As a day or two went by, Baumer calmed down and his ramblings became less frenzied. With Nixie helping, glimpses of a place started coming together. Soon there was no doubt that it was the same Phantasmagoria that Nixie talked about, identical in every detail that they were able to establish. And in the process, Hunt’s conviction grew that he was not talking to a German who had undergone some traumatic personality change, but to a genuinely different, and very alien, being.
Was this being, then, some kind of software construct that JEVEX had created, which had somehow found its way into Baumer’s head? Hunt had read some of Eubeleus’s claims to being a creation of precisely this kind himself, but had dismissed it as rubbish. Could there be something to it?
But if there were, it would mean that an entity that had originated as a caricature of reality, and that needed all the power and sophistication of JEVEX to sustain it, had taken on the internal depth and complexity necessary to become reality and stand independently in its own right. Hunt couldn’t see how that could be possible. Pinocchio might come to life and work without the strings in a fairy story; but life in the real world depended on structure and organization a lot more complicated than any puppet’s.
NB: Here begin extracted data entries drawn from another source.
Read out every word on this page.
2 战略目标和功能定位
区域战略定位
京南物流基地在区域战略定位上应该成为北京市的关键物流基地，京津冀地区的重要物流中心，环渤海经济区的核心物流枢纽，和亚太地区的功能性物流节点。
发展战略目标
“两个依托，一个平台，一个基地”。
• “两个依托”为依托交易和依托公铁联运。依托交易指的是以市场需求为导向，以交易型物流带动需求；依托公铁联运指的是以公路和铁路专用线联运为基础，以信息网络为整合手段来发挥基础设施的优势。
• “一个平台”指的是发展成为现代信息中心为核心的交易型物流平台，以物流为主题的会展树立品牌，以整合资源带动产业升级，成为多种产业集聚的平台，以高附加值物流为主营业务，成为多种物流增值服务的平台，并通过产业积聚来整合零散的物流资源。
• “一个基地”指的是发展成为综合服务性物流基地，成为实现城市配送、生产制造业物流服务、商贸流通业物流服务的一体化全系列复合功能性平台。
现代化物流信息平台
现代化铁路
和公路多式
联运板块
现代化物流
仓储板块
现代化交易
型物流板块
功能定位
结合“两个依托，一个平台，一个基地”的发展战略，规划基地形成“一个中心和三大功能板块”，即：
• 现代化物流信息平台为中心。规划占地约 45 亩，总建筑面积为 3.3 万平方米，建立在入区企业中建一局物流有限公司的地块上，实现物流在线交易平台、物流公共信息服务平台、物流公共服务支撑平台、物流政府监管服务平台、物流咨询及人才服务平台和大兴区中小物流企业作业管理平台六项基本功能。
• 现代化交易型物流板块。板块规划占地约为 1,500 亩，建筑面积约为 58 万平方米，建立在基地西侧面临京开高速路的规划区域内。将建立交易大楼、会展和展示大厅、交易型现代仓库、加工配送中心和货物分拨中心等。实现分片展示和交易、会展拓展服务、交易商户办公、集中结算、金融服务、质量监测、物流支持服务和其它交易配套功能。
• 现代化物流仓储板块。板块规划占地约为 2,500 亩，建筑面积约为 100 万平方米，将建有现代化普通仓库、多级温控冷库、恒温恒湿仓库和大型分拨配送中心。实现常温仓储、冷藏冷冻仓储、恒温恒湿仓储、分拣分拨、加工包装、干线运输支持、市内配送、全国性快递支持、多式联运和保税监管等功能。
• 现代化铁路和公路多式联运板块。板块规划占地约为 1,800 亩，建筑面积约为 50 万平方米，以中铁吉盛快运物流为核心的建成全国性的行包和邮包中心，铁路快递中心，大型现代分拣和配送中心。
A puppet was made to look like a living organism that moved itself from the inside, but it was really operated by forces applied on the outside. Similarly, JEVEX’s puppets were simulations of life, animated by JEVEX’s manipulations. But if Nixie and the person that Baumer had become were as real as Hunt accepted them to be, they could only be functioning by virtue of an innate complexity of structure that JEVEX would never have put there. And that kind of complexity only came about spontaneously, over a long period of time, through evolution in the real, physical world.
Which, of course, was absurd…
Unless “real, physical world” meant something different from what everyone knew it meant.
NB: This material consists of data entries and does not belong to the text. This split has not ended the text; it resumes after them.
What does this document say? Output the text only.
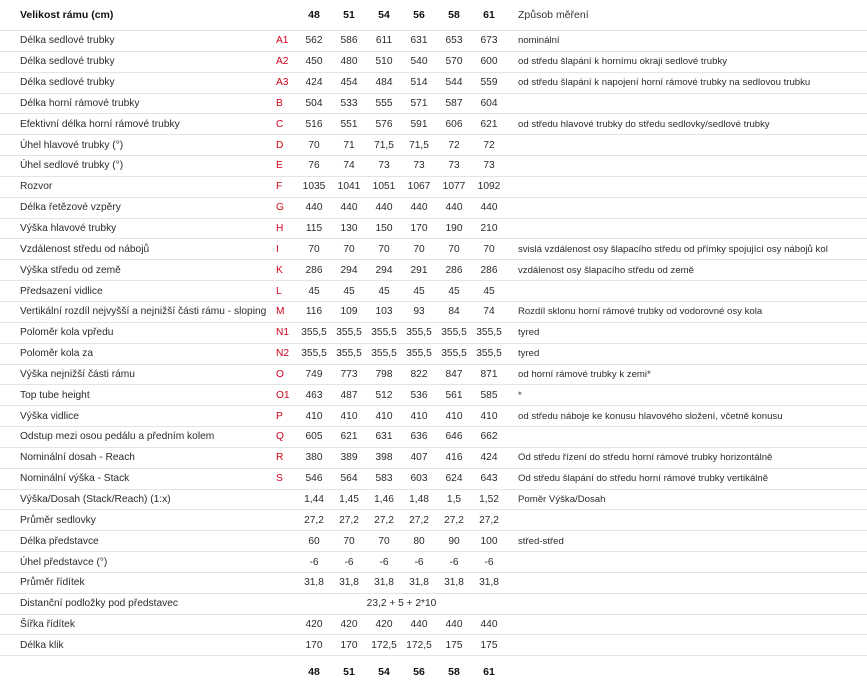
Velikost rámu (cm)	48	51	54	56	58	61	Způsob měření
Délka sedlové trubky	A1	562	586	611	631	653	673	nominální
Délka sedlové trubky	A2	450	480	510	540	570	600	od středu šlapání k hornímu okraji sedlové trubky
Délka sedlové trubky	A3	424	454	484	514	544	559	od středu šlapání k napojení horní rámové trubky na sedlovou trubku
Délka horní rámové trubky	B	504	533	555	571	587	604
Efektivní délka horní rámové trubky	C	516	551	576	591	606	621	od středu hlavové trubky do středu sedlovky/sedlové trubky
Úhel hlavové trubky (°)	D	70	71	71,5	71,5	72	72
Úhel sedlové trubky (°)	E	76	74	73	73	73	73
Rozvor	F	1035	1041	1051	1067	1077	1092
Délka řetězové vzpěry	G	440	440	440	440	440	440
Výška hlavové trubky	H	115	130	150	170	190	210
Vzdálenost středu od nábojů	I	70	70	70	70	70	70	svislá vzdálenost osy šlapacího středu od přímky spojující osy nábojů kol
Výška středu od země	K	286	294	294	291	286	286	vzdálenost osy šlapacího středu od země
Předsazení vidlice	L	45	45	45	45	45	45
Vertikální rozdíl nejvyšší a nejnižší části rámu - sloping M	116	109	103	93	84	74	Rozdíl sklonu horní rámové trubky od vodorovné osy kola
Poloměr kola vpředu	N1	355,5 355,5 355,5 355,5 355,5 355,5	tyred
Poloměr kola za	N2	355,5 355,5 355,5 355,5 355,5 355,5	tyred
Výška nejnižší části rámu	O	749	773	798	822	847	871	od horní rámové trubky k zemi*
Top tube height	O1	463	487	512	536	561	585	*
Výška vidlice	P	410	410	410	410	410	410	od středu náboje ke konusu hlavového složení, včetně konusu
Odstup mezi osou pedálu a předním kolem	Q	605	621	631	636	646	662
Nominální dosah - Reach	R	380	389	398	407	416	424	Od středu řízení do středu horní rámové trubky horizontálně
Nominální výška - Stack	S	546	564	583	603	624	643	Od středu šlapání do středu horní rámové trubky vertikálně
Výška/Dosah (Stack/Reach) (1:x)	1,44	1,45	1,46	1,48	1,5	1,52	Poměr Výška/Dosah
Průměr sedlovky	27,2	27,2	27,2	27,2	27,2	27,2
Délka představce	60	70	70	80	90	100	střed-střed
Úhel představce (°)	-6	-6	-6	-6	-6	-6
Průměr řídítek	31,8	31,8	31,8	31,8	31,8	31,8
Distanční podložky pod představec	23,2 + 5 + 2*10
Šířka řídítek	420	420	420	440	440	440
Délka klik	170	170	172,5 172,5	175	175
48	51	54	56	58	61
The thought caused Hunt to spend a lot of time asking himself what he meant by it. It reminded him of the conversation he’d had with Gina in his apartment back home, when she had asked him a similar question. And his answer had been that everything “out there” boiled down to photons and other energy quanta, along with a few simple rules governing the ways they interacted with one another.
Packages of attributes. Bundles of numbers riding together, adrift in an ocean of coordinates…
Numbers and coordinates, specifying… what?
Nobody knew. It could have been anything.
But the whole “real” universe had evolved out of it.